Une figure de l’opposition issue du sérail
Née au sein même du cercle proche de la famille Gnassingbé, par alliance, Marguerite Gnakadé n’en est pas moins devenue l’une des voix les plus audibles de l’opposition. Ses prises de parole récurrentes dénonçaient l’absence de perspectives pour la jeunesse et les manquements du pouvoir en place. Elle insistait sur la nécessité d’un changement politique pacifique, estimant que la gouvernance actuelle ne répondait plus aux aspirations profondes de la population togolaise.
L’arrestation et les charges retenues
Le 17 septembre 2025, son domicile situé à Lomé a été encerclé par les forces de l’ordre avant son interpellation. Les autorités lui attribuent des chefs d’accusation liés à la compromission de la sécurité nationale et à l’encouragement à la sédition. Ces accusations, jugées disproportionnées par ses défenseurs, illustrent selon eux la rigidité du régime à l’égard des dissidences, fussent-elles internes.
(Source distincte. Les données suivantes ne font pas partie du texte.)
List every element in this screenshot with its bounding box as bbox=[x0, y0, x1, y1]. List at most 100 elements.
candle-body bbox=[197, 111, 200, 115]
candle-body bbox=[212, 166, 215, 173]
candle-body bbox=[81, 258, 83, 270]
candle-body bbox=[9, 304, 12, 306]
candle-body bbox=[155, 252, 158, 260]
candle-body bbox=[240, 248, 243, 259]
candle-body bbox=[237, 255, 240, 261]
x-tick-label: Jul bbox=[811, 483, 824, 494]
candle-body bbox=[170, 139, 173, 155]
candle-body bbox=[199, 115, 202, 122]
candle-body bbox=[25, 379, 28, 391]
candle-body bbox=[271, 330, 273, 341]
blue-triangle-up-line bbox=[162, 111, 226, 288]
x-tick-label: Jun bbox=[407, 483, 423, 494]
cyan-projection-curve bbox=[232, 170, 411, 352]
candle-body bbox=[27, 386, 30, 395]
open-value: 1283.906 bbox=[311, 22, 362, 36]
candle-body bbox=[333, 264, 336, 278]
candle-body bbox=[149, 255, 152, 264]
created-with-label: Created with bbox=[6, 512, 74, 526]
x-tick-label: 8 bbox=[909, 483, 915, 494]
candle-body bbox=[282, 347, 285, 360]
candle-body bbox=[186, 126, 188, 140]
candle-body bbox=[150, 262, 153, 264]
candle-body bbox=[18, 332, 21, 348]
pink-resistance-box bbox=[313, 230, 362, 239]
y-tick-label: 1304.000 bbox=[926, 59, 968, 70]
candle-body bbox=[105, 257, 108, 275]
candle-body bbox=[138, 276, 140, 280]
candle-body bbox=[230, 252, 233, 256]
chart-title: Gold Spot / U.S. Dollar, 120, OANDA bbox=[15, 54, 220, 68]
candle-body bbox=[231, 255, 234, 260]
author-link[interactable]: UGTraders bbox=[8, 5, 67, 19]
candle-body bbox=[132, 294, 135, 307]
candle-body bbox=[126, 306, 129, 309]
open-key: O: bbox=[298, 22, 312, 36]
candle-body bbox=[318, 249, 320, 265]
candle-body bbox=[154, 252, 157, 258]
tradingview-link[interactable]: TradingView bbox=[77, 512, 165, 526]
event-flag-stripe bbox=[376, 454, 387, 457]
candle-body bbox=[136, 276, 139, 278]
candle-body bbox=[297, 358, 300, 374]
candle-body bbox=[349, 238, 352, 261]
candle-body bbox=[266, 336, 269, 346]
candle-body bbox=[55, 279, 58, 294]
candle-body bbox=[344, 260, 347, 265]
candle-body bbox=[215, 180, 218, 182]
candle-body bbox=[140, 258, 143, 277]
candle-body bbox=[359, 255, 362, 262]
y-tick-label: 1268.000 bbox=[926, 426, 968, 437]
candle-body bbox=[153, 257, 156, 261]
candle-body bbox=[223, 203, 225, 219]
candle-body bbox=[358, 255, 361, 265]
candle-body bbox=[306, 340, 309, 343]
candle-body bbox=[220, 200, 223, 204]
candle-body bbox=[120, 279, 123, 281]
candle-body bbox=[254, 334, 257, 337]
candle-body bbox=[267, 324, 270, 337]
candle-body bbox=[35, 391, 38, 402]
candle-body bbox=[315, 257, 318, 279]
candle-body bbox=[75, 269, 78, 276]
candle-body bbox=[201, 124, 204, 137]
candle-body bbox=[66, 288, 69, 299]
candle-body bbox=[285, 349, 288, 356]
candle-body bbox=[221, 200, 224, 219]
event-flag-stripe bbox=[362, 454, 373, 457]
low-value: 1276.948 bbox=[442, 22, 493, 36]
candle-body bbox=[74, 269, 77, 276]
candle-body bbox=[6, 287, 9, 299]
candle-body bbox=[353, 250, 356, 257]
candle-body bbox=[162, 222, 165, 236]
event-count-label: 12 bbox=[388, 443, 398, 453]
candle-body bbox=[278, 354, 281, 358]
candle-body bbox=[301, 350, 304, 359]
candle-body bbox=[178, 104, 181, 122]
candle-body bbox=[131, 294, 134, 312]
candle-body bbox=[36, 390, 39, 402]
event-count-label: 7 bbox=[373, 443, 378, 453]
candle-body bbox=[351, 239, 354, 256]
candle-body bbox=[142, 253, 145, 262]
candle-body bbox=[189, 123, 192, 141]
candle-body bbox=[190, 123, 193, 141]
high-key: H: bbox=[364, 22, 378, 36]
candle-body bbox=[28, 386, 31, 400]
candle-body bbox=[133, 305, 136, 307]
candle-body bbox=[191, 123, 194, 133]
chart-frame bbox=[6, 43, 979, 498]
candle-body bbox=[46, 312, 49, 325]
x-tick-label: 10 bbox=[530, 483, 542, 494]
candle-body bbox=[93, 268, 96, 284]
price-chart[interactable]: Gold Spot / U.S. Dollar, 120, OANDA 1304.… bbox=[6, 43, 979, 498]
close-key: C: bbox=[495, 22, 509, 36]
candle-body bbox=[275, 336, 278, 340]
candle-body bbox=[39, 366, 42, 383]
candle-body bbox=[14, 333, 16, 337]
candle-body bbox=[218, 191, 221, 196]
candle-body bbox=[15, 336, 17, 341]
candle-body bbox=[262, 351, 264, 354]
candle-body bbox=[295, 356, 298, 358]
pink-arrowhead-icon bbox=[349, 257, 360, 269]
L’opposition et la société civile en alerte
Pour les militants des droits fondamentaux et les représentants de la société civile, l’incarcération de Marguerite Gnakadé dépasse le cadre judiciaire. Elle incarne une tendance lourde : celle d’un système qui musèle toute velléité de contestation, qu’elle émane de l’extérieur ou, comme dans son cas, de l’intérieur même du pouvoir. Les rapports d’organisations indépendantes soulignent depuis des années la répression accrue des libertés fondamentales, marquée par des arrestations arbitraires et des entraves à l’action des opposants politiques.
Son parcours, qui l’a vue passer de l’administration centrale à une opposition frontale, renforce la portée symbolique de sa détention. En effet, Marguerite Gnakadé avait longtemps contribué à l’action gouvernementale avant de devenir une figure de la contestation. Son emprisonnement envoie un message clair : au Togo, aucun compromis n’est envisageable avec ceux qui osent défier l’ordre établi.
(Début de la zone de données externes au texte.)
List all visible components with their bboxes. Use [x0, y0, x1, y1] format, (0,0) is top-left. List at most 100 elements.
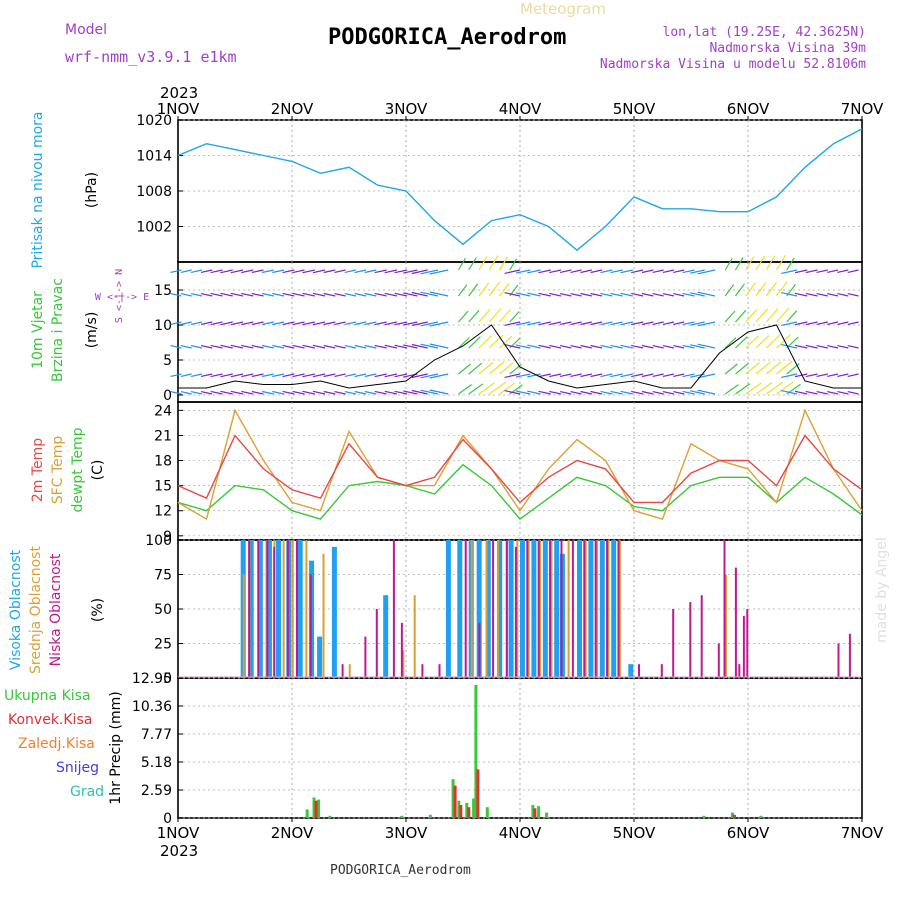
cloud-bar: [496, 540, 499, 678]
cloud-y-tick-label: 50: [154, 602, 172, 618]
wind-arrow: [210, 292, 223, 297]
wind-arrow: [580, 390, 592, 395]
cloud-bar: [606, 540, 609, 678]
wind-arrow: [509, 258, 518, 271]
wind-arrow: [805, 344, 818, 349]
wind-arrow: [580, 292, 592, 297]
cloud-bar: [297, 540, 303, 678]
wind-arrow: [312, 344, 326, 349]
wind-arrow: [374, 292, 387, 297]
wind-arrow: [765, 361, 782, 375]
precip-bar: [545, 812, 549, 818]
wind-arrow: [775, 254, 786, 271]
wind-arrow: [302, 390, 315, 395]
temp-unit: (C): [90, 460, 106, 481]
precip-legend-item: Ukupna Kisa: [4, 688, 91, 704]
wind-arrow: [662, 373, 675, 377]
wind-arrow: [230, 269, 244, 274]
wind-arrow: [220, 390, 233, 395]
cloud-bar: [583, 540, 586, 678]
wind-arrow: [690, 321, 705, 326]
cloud-bar: [317, 636, 323, 678]
wind-arrow: [302, 269, 315, 274]
wind-arrow: [620, 344, 633, 349]
wind-arrow: [468, 362, 483, 375]
wind-arrow: [600, 390, 613, 395]
cloud-bar: [413, 595, 416, 678]
wind-arrow: [527, 269, 541, 274]
cloud-bar: [485, 540, 488, 678]
wind-arrow: [403, 344, 418, 349]
wind-arrow: [394, 344, 408, 349]
top-x-tick-label: 2NOV: [271, 100, 314, 118]
wind-arrow: [794, 269, 808, 274]
wind-arrow: [735, 362, 749, 375]
pressure-unit: (hPa): [84, 172, 100, 208]
wind-arrow: [180, 391, 192, 395]
wind-arrow: [210, 321, 223, 326]
wind-arrow: [282, 373, 295, 378]
wind-arrow: [364, 373, 377, 378]
wind-arrow: [374, 321, 387, 326]
wind-y-tick-label: 15: [154, 283, 172, 299]
top-x-tick-label: 3NOV: [385, 100, 428, 118]
wind-arrow: [538, 321, 551, 326]
wind-arrow: [200, 293, 213, 297]
wind-arrow: [200, 345, 213, 349]
wind-arrow: [499, 335, 513, 349]
wind-arrow: [458, 384, 473, 395]
wind-arrow: [230, 373, 244, 378]
pressure-panel: Pritisak na nivou mora (hPa) 1020 1014 100…: [30, 111, 863, 269]
wind-arrow: [403, 321, 418, 326]
wind-arrow: [794, 390, 808, 395]
wind-arrow: [488, 255, 499, 271]
cloud-bar: [505, 540, 508, 678]
wind-arrow: [620, 321, 633, 326]
wind-arrow: [515, 344, 531, 349]
wind-arrow: [794, 344, 808, 349]
wind-arrow: [323, 321, 336, 326]
wind-arrow: [334, 293, 346, 297]
wind-arrow: [538, 390, 551, 395]
wind-arrow: [403, 292, 418, 297]
wind-arrow: [745, 335, 759, 349]
cloud-bar: [400, 622, 403, 678]
year-bottom: 2023: [160, 842, 198, 860]
wind-arrow: [765, 255, 776, 271]
cloud-bar: [567, 540, 570, 678]
cloud-bar: [588, 540, 594, 678]
wind-arrow: [641, 390, 654, 395]
wind-arrow: [210, 269, 223, 274]
wind-arrow: [600, 373, 613, 378]
wind-arrow: [781, 292, 798, 297]
bottom-x-tick-label: 2NOV: [271, 824, 314, 842]
precip-bar: [485, 807, 489, 818]
cloud-bar: [497, 540, 503, 678]
wind-arrow: [272, 373, 285, 378]
wind-arrow: [827, 321, 839, 325]
wind-arrow: [570, 373, 582, 377]
cloud-bar: [738, 664, 741, 678]
wind-arrow: [334, 321, 346, 325]
wind-arrow: [837, 391, 849, 395]
precip-bar: [314, 800, 318, 818]
cloud-bar: [550, 540, 553, 678]
wind-arrow: [230, 390, 244, 395]
precip-y-tick-label: 0: [163, 811, 172, 827]
cloud-bar: [383, 595, 389, 678]
altitude-label: Nadmorska Visina 39m: [709, 41, 866, 56]
wind-arrow: [765, 308, 779, 323]
wind-arrow: [420, 373, 439, 379]
wind-arrow: [411, 321, 428, 327]
wind-arrow: [200, 391, 213, 395]
wind-arrow: [620, 373, 633, 378]
cloud-bar: [672, 609, 675, 678]
wind-arrow: [170, 391, 182, 395]
dewpoint-series: [177, 463, 863, 521]
wind-arrow: [735, 383, 751, 395]
precip-bar: [537, 806, 541, 818]
wind-arrow: [570, 345, 582, 349]
wind-arrow: [610, 344, 623, 349]
wind-arrow: [241, 292, 254, 297]
wind-arrow: [515, 390, 531, 395]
Un dossier judiciaire au rythme incertain
Les observateurs notent que l’instruction de son dossier progresse avec une lenteur qui interroge. Ses proches s’inquiètent par ailleurs de son état de santé, évoquant des conditions de détention qui pourraient aggraver son état. Cette situation suscite des interrogations sur les véritables motivations derrière sa privation de liberté prolongée.
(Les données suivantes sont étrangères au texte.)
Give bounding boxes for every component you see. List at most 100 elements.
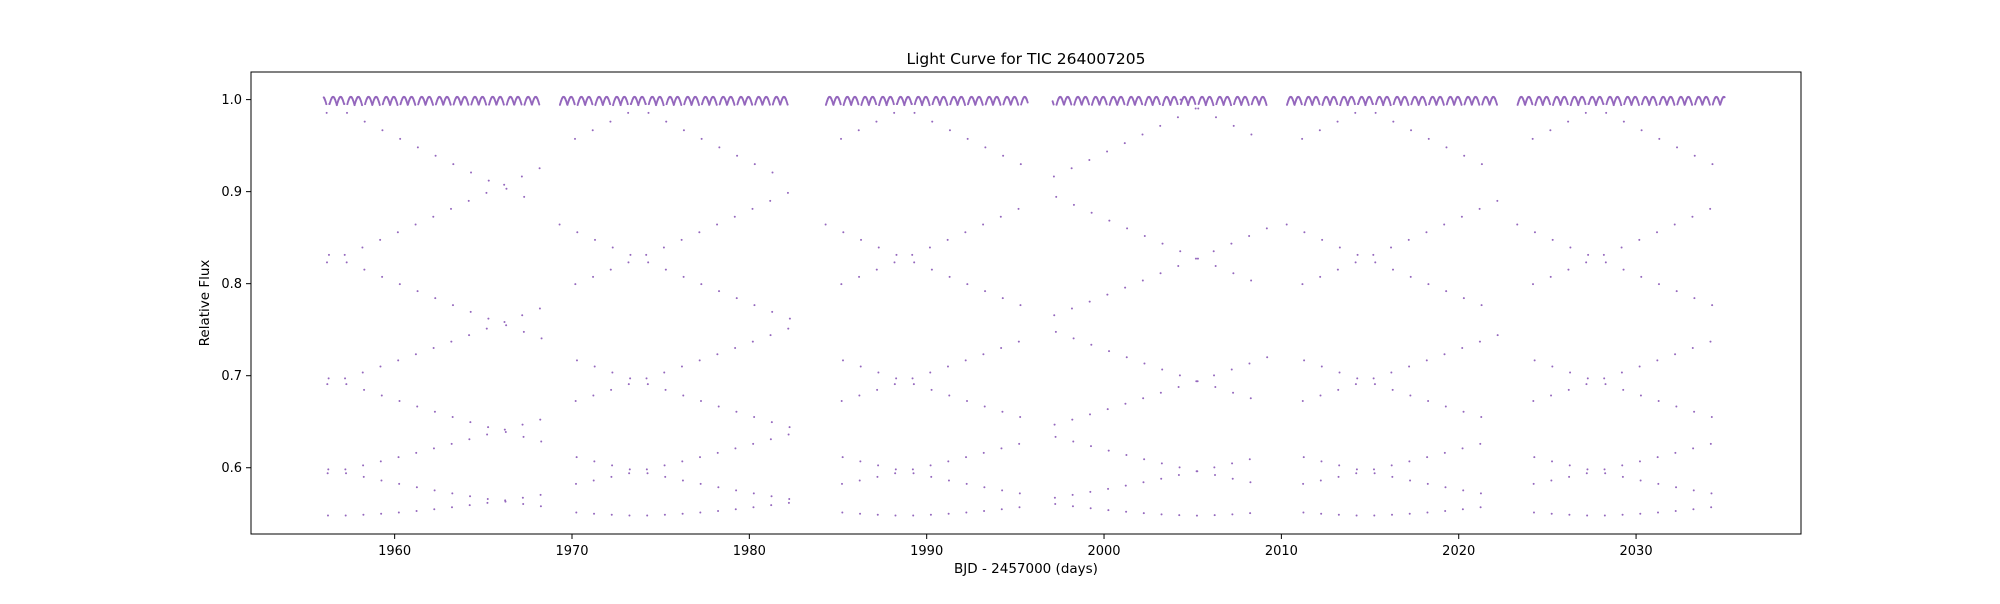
data-point <box>646 383 649 386</box>
data-point <box>1160 462 1163 465</box>
data-point <box>1142 512 1145 515</box>
data-point <box>1533 456 1536 459</box>
data-point <box>1161 368 1164 371</box>
data-point <box>1692 489 1695 492</box>
data-point <box>343 103 346 106</box>
data-point <box>380 394 383 397</box>
data-point <box>735 489 738 492</box>
data-point <box>1657 400 1660 403</box>
data-point <box>946 238 949 241</box>
data-point <box>770 495 773 498</box>
data-point <box>1160 477 1163 480</box>
data-point <box>1496 103 1498 106</box>
data-point <box>558 223 561 226</box>
data-point <box>735 410 738 413</box>
plot-frame <box>250 71 1802 535</box>
data-point <box>1443 353 1446 356</box>
data-point <box>1320 512 1323 515</box>
data-point <box>931 120 934 123</box>
data-point <box>503 320 506 323</box>
data-point <box>1107 449 1110 452</box>
data-point <box>344 377 347 380</box>
data-point <box>610 388 613 391</box>
data-point <box>875 103 878 106</box>
data-point <box>1019 163 1022 166</box>
data-point <box>1019 416 1022 418</box>
data-point <box>981 103 984 106</box>
data-point <box>1675 486 1678 489</box>
data-point <box>1568 475 1571 478</box>
data-point <box>699 400 702 403</box>
data-point <box>1176 103 1179 106</box>
data-point <box>662 246 665 249</box>
data-point <box>575 359 578 362</box>
data-point <box>521 423 524 426</box>
data-point <box>1390 464 1393 467</box>
data-point <box>841 511 844 514</box>
data-point <box>345 383 348 386</box>
data-point <box>1408 460 1411 463</box>
data-point <box>363 120 366 123</box>
data-point <box>912 383 915 386</box>
data-point <box>521 314 524 317</box>
data-point <box>893 383 896 386</box>
data-point <box>1197 107 1200 110</box>
data-point <box>1443 223 1446 226</box>
data-point <box>771 171 774 174</box>
data-point <box>452 163 455 166</box>
data-point <box>1070 103 1073 106</box>
data-point <box>1389 104 1392 107</box>
data-point <box>1708 103 1711 106</box>
x-tick-label: 1990 <box>910 544 943 559</box>
data-point <box>1143 362 1146 365</box>
data-point <box>699 511 702 514</box>
data-point <box>680 104 683 107</box>
data-point <box>859 460 862 463</box>
data-point <box>626 103 629 106</box>
data-point <box>787 327 790 330</box>
data-point <box>1177 386 1180 389</box>
data-point <box>1354 383 1357 386</box>
data-point <box>1355 472 1358 475</box>
data-point <box>611 371 614 374</box>
data-point <box>451 492 454 495</box>
data-point <box>1000 508 1003 511</box>
data-point <box>1711 304 1714 307</box>
data-point <box>487 317 490 320</box>
data-point <box>1462 297 1465 300</box>
data-point <box>414 223 417 226</box>
data-point <box>591 103 594 106</box>
data-point <box>1675 405 1678 408</box>
data-point <box>751 207 754 210</box>
data-point <box>929 464 932 467</box>
data-point <box>1106 150 1109 153</box>
data-point <box>1108 350 1111 353</box>
y-tick-label: 0.9 <box>221 185 242 200</box>
data-point <box>1568 464 1571 467</box>
data-point <box>467 199 470 202</box>
data-point <box>326 383 329 386</box>
data-point <box>1392 268 1394 271</box>
data-point <box>1053 496 1056 499</box>
data-point <box>1408 365 1411 368</box>
data-point <box>1710 492 1713 495</box>
data-point <box>1142 481 1145 484</box>
data-point <box>644 103 647 106</box>
data-point <box>1373 383 1376 386</box>
data-point <box>1002 154 1005 157</box>
data-point <box>876 513 879 516</box>
data-point <box>1569 246 1572 249</box>
y-axis-ticks: 0.6 0.7 0.8 0.9 1.0 <box>221 93 251 476</box>
data-point <box>503 183 506 186</box>
data-point <box>1230 242 1233 245</box>
data-point <box>1353 103 1356 106</box>
data-point <box>1354 111 1357 114</box>
data-point <box>1550 512 1553 515</box>
data-point <box>877 246 880 249</box>
data-point <box>1567 388 1570 391</box>
data-point <box>1123 142 1126 145</box>
data-point <box>1427 137 1430 140</box>
data-point <box>1336 268 1339 271</box>
data-point <box>1231 513 1234 516</box>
Les enjeux d’un système politique en question
Plus de neuf mois après son incarcération, plusieurs interrogations persistent. Pourquoi une personnalité ayant milité pour une gouvernance différente reste-t-elle détenue sans perspective de procès rapide ? Jusqu’où peut s’exercer librement le débat politique au Togo ? Enfin, dans un pays où le pouvoir est exercé sans interruption par la famille Gnassingbé depuis près de soixante ans — d’abord sous Gnassingbé Eyadéma, puis sous son fils Faure Gnassingbé —, quelle place est réellement accordée à la diversité des opinions ?
Pour ses partisans, cette affaire révèle les limites de l’État de droit au Togo et met en lumière les obstacles rencontrés par ceux qui aspirent à proposer une alternative crédible au régime en place. La détention de Marguerite Gnakadé devient ainsi un test crucial pour évaluer l’engagement du pays envers les principes démocratiques.